BioNTech’s first quarter revenues came in at more than €2 billion ($2.4 billion), changed beyond all recognition from the €27 million posted a year earlier before its Pfizer-partnered coronavirus vaccine transformed the business.
The deal with Gilead Sciences’ subsidiary Kite will expand BioNTech’s position in cell-based therapies, which currently consists of on CAR-T cell therapies as well as adaptive and neoantigen-based T cell therapies acquired last year as part of its $67 million takeover of Neon Therapeutics.
At the moment BioNTech’s cell therapies are headed by its Roche-partnered iNeST candidate BNT122, in phase 2 for melanoma and partnered with Roche’s Genentech unit.
The acquisition of Kite’s Gaithersburg facility will provide production capacity to support clinical trials in the US, boosting capacity currently provided by BioNTech’s existing cell therapy facility in Idar-Oberstein, Germany.
All 50 Kite employees at the Gaithersburg facility will be offered employment with BioNTech, according to the German biotech, which says it also intends to invest further in the facility and make additional hires after the deal closes – expected before the end of July.

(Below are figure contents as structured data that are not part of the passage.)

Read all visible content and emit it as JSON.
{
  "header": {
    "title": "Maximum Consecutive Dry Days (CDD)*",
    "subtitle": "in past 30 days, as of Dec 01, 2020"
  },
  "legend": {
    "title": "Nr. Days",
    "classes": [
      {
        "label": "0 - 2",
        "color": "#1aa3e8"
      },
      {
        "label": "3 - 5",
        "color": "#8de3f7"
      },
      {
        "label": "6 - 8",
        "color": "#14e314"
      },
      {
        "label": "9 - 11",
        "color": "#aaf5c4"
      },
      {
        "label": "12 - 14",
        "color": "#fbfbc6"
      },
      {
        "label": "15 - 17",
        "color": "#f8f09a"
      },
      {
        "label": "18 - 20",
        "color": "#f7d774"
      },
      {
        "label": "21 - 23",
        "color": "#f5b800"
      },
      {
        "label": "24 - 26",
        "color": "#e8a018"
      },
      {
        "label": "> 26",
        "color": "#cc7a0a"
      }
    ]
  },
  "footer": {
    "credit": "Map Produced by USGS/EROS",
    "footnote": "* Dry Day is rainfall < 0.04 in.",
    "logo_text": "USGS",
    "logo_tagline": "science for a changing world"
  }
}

Kite chief executive Christi Shaw said that hiving off the TCR programmes would allow the company to focus its energies on expanding the use of its current CAR-T therapies – Yescarta (axicabtagene ciloleucel) and Tecartus (brexucabtagene autoleucel) for blood cancers – and bring its mid-stage pipeline to market.
TCR therapy is a type of immunotherapy that redirects the patient’s immune system to target antigens on both the surface of tumour cells and within them. The current crop of CAR-T therapies only recognise antigens on the cell surface.
The hope is that TCRs could have wider applications than CAR-Ts, including targeting solid tumours as well as blood cancers. Kite’s most advanced TCR therapy is KITE-439, for solid tumours associated with human papillomavirus (HPV) type 16, including cervical, head and neck, anal and genital cancers.
Kite reported phase 1 results with KITE-439 in 2018, and according to its currently pipeline the programme is still at that stage of development.